Performance issue with @fastmath and vectorization

Sat Nov 12 07:44:28 PST 2016

Okay, so I've done some further experimentation with rather 
peculiar results. On the bright side, I'm now fairly sure this 
isn't an outright bug in the compiler. On the flip side, however, 
I'm quite confused about the results.

For the record, here are the current versions of the benchmark in 
godbolt:
D:   https://godbolt.org/g/B8gosP
C++: https://godbolt.org/g/DWjQrV

Apparently, LDC can be coaxed to use FMA instructions after all. 
It seems that with __attribute__((__weak__)) Clang produces code 
that is essentially identical to the D binary, both run in about 
19ms on my machine. When I remove __attribute__((__weak__)) and 
make the compute_neq function static void rather than simply 
void, Clang further unrolls the inner loop and uses a number of 
optimized load/store instructions that increase the performance 
by a huge margin - down to about 7ms. As for LDC, changing 
adding/removing @weak and static also has a major impact on the 
generated code and therefore the performance.
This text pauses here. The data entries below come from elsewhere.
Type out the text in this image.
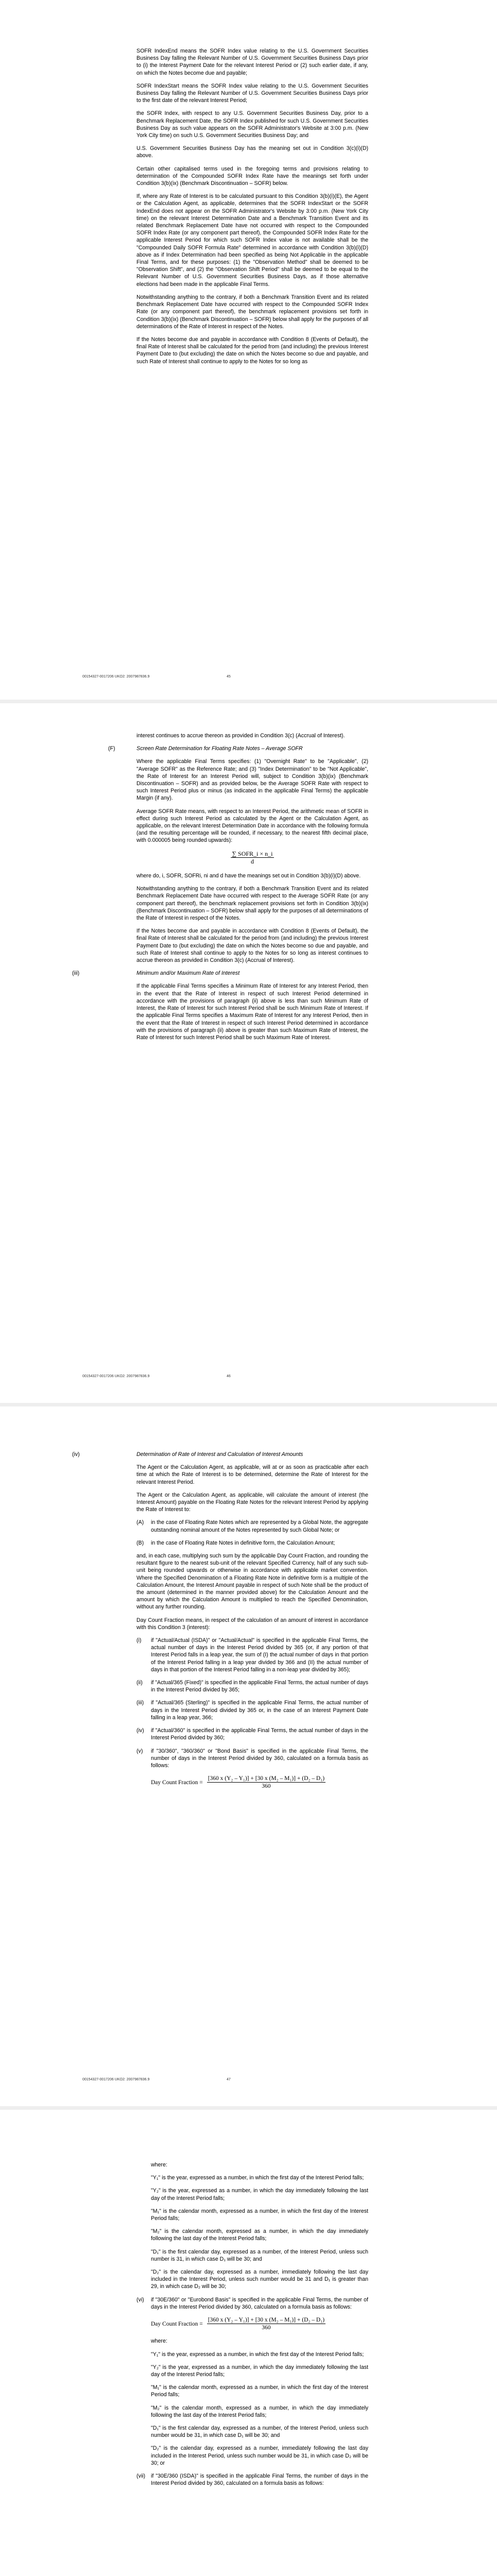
SOFR IndexEnd means the SOFR Index value relating to the U.S. Government Securities Business Day falling the Relevant Number of U.S. Government Securities Business Days prior to (i) the Interest Payment Date for the relevant Interest Period or (2) such earlier date, if any, on which the Notes become due and payable;

SOFR IndexStart means the SOFR Index value relating to the U.S. Government Securities Business Day falling the Relevant Number of U.S. Government Securities Business Days prior to the first date of the relevant Interest Period;

the SOFR Index, with respect to any U.S. Government Securities Business Day, prior to a Benchmark Replacement Date, the SOFR Index published for such U.S. Government Securities Business Day as such value appears on the SOFR Administrator's Website at 3:00 p.m. (New York City time) on such U.S. Government Securities Business Day; and

U.S. Government Securities Business Day has the meaning set out in Condition 3(c)(i)(D) above.

Certain other capitalised terms used in the foregoing terms and provisions relating to determination of the Compounded SOFR Index Rate have the meanings set forth under Condition 3(b)(ix) (Benchmark Discontinuation – SOFR) below.

If, where any Rate of Interest is to be calculated pursuant to this Condition 3(b)(i)(E), the Agent or the Calculation Agent, as applicable, determines that the SOFR IndexStart or the SOFR IndexEnd does not appear on the SOFR Administrator's Website by 3:00 p.m. (New York City time) on the relevant Interest Determination Date and a Benchmark Transition Event and its related Benchmark Replacement Date have not occurred with respect to the Compounded SOFR Index Rate (or any component part thereof), the Compounded SOFR Index Rate for the applicable Interest Period for which such SOFR Index value is not available shall be the "Compounded Daily SOFR Formula Rate" determined in accordance with Condition 3(b)(i)(D) above as if Index Determination had been specified as being Not Applicable in the applicable Final Terms, and for these purposes: (1) the "Observation Method" shall be deemed to be "Observation Shift", and (2) the "Observation Shift Period" shall be deemed to be equal to the Relevant Number of U.S. Government Securities Business Days, as if those alternative elections had been made in the applicable Final Terms.

Notwithstanding anything to the contrary, if both a Benchmark Transition Event and its related Benchmark Replacement Date have occurred with respect to the Compounded SOFR Index Rate (or any component part thereof), the benchmark replacement provisions set forth in Condition 3(b)(ix) (Benchmark Discontinuation – SOFR) below shall apply for the purposes of all determinations of the Rate of Interest in respect of the Notes.

If the Notes become due and payable in accordance with Condition 8 (Events of Default), the final Rate of Interest shall be calculated for the period from (and including) the previous Interest Payment Date to (but excluding) the date on which the Notes become so due and payable, and such Rate of Interest shall continue to apply to the Notes for so long as

00154327-0017206 UKO2: 2007987836.9	45

interest continues to accrue thereon as provided in Condition 3(c) (Accrual of Interest).

(F)	Screen Rate Determination for Floating Rate Notes – Average SOFR

Where the applicable Final Terms specifies: (1) "Overnight Rate" to be "Applicable", (2) "Average SOFR" as the Reference Rate; and (3) "Index Determination" to be "Not Applicable", the Rate of Interest for an Interest Period will, subject to Condition 3(b)(ix) (Benchmark Discontinuation – SOFR) and as provided below, be the Average SOFR Rate with respect to such Interest Period plus or minus (as indicated in the applicable Final Terms) the applicable Margin (if any).

Average SOFR Rate means, with respect to an Interest Period, the arithmetic mean of SOFR in effect during such Interest Period as calculated by the Agent or the Calculation Agent, as applicable, on the relevant Interest Determination Date in accordance with the following formula (and the resulting percentage will be rounded, if necessary, to the nearest fifth decimal place, with 0.000005 being rounded upwards):

$\frac{\text{∑ SOFR\_i × n\_i}}{d}$

where do, i, SOFR, SOFRi, ni and d have the meanings set out in Condition 3(b)(i)(D) above.

Notwithstanding anything to the contrary, if both a Benchmark Transition Event and its related Benchmark Replacement Date have occurred with respect to the Average SOFR Rate (or any component part thereof), the benchmark replacement provisions set forth in Condition 3(b)(ix) (Benchmark Discontinuation – SOFR) below shall apply for the purposes of all determinations of the Rate of Interest in respect of the Notes.

If the Notes become due and payable in accordance with Condition 8 (Events of Default), the final Rate of Interest shall be calculated for the period from (and including) the previous Interest Payment Date to (but excluding) the date on which the Notes become so due and payable, and such Rate of Interest shall continue to apply to the Notes for so long as interest continues to accrue thereon as provided in Condition 3(c) (Accrual of Interest).

(iii)	Minimum and/or Maximum Rate of Interest

If the applicable Final Terms specifies a Minimum Rate of Interest for any Interest Period, then in the event that the Rate of Interest in respect of such Interest Period determined in accordance with the provisions of paragraph (ii) above is less than such Minimum Rate of Interest, the Rate of Interest for such Interest Period shall be such Minimum Rate of Interest. If the applicable Final Terms specifies a Maximum Rate of Interest for any Interest Period, then in the event that the Rate of Interest in respect of such Interest Period determined in accordance with the provisions of paragraph (ii) above is greater than such Maximum Rate of Interest, the Rate of Interest for such Interest Period shall be such Maximum Rate of Interest.

00154327-0017206 UKO2: 2007987836.9	46

(iv)	Determination of Rate of Interest and Calculation of Interest Amounts

The Agent or the Calculation Agent, as applicable, will at or as soon as practicable after each time at which the Rate of Interest is to be determined, determine the Rate of Interest for the relevant Interest Period.

The Agent or the Calculation Agent, as applicable, will calculate the amount of interest (the Interest Amount) payable on the Floating Rate Notes for the relevant Interest Period by applying the Rate of Interest to:

(A) in the case of Floating Rate Notes which are represented by a Global Note, the aggregate outstanding nominal amount of the Notes represented by such Global Note; or

(B) in the case of Floating Rate Notes in definitive form, the Calculation Amount;

and, in each case, multiplying such sum by the applicable Day Count Fraction, and rounding the resultant figure to the nearest sub-unit of the relevant Specified Currency, half of any such sub-unit being rounded upwards or otherwise in accordance with applicable market convention. Where the Specified Denomination of a Floating Rate Note in definitive form is a multiple of the Calculation Amount, the Interest Amount payable in respect of such Note shall be the product of the amount (determined in the manner provided above) for the Calculation Amount and the amount by which the Calculation Amount is multiplied to reach the Specified Denomination, without any further rounding.

Day Count Fraction means, in respect of the calculation of an amount of interest in accordance with this Condition 3 (interest):

(i) if "Actual/Actual (ISDA)" or "Actual/Actual" is specified in the applicable Final Terms, the actual number of days in the Interest Period divided by 365 (or, if any portion of that Interest Period falls in a leap year, the sum of (I) the actual number of days in that portion of the Interest Period falling in a leap year divided by 366 and (II) the actual number of days in that portion of the Interest Period falling in a non-leap year divided by 365);

(ii) if "Actual/365 (Fixed)" is specified in the applicable Final Terms, the actual number of days in the Interest Period divided by 365;

(iii) if "Actual/365 (Sterling)" is specified in the applicable Final Terms, the actual number of days in the Interest Period divided by 365 or, in the case of an Interest Payment Date falling in a leap year, 366;

(iv) if "Actual/360" is specified in the applicable Final Terms, the actual number of days in the Interest Period divided by 360;

(v) if "30/360", "360/360" or "Bond Basis" is specified in the applicable Final Terms, the number of days in the Interest Period divided by 360, calculated on a formula basis as follows:

Day Count Fraction = $\frac{\text{[360 x (Y₂ – Y₁)] + [30 x (M₂ – M₁)] + (D₂ – D₁)}}{360}$
00154327-0017206 UKO2: 2007987836.9	47

where:

"Y₁" is the year, expressed as a number, in which the first day of the Interest Period falls;

"Y₂" is the year, expressed as a number, in which the day immediately following the last day of the Interest Period falls;

"M₁" is the calendar month, expressed as a number, in which the first day of the Interest Period falls;

"M₂" is the calendar month, expressed as a number, in which the day immediately following the last day of the Interest Period falls;

"D₁" is the first calendar day, expressed as a number, of the Interest Period, unless such number is 31, in which case D₁ will be 30; and

"D₂" is the calendar day, expressed as a number, immediately following the last day included in the Interest Period, unless such number would be 31 and D₁ is greater than 29, in which case D₂ will be 30;

(vi) if "30E/360" or "Eurobond Basis" is specified in the applicable Final Terms, the number of days in the Interest Period divided by 360, calculated on a formula basis as follows:

Day Count Fraction = $\frac{\text{[360 x (Y₂ – Y₁)] + [30 x (M₂ – M₁)] + (D₂ – D₁)}}{360}$

where:

"Y₁" is the year, expressed as a number, in which the first day of the Interest Period falls;

"Y₂" is the year, expressed as a number, in which the day immediately following the last day of the Interest Period falls;

"M₁" is the calendar month, expressed as a number, in which the first day of the Interest Period falls;

"M₂" is the calendar month, expressed as a number, in which the day immediately following the last day of the Interest Period falls;

"D₁" is the first calendar day, expressed as a number, of the Interest Period, unless such number would be 31, in which case D₁ will be 30; and

"D₂" is the calendar day, expressed as a number, immediately following the last day included in the Interest Period, unless such number would be 31, in which case D₂ will be 30; or

(vii) if "30E/360 (ISDA)" is specified in the applicable Final Terms, the number of days in the Interest Period divided by 360, calculated on a formula basis as follows:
I have not found any way to make LDC perform the same 
optimizations as Clang's best case (simply static void, no weak 
attribute) and have run out of ideas. Furthermore, I have no idea 
why the aforementioned changes in the function declaration affect 
the both optimizers in this way, or whether finer control over 
vectorization/loop unrolling is possible in LDC. Any thoughts?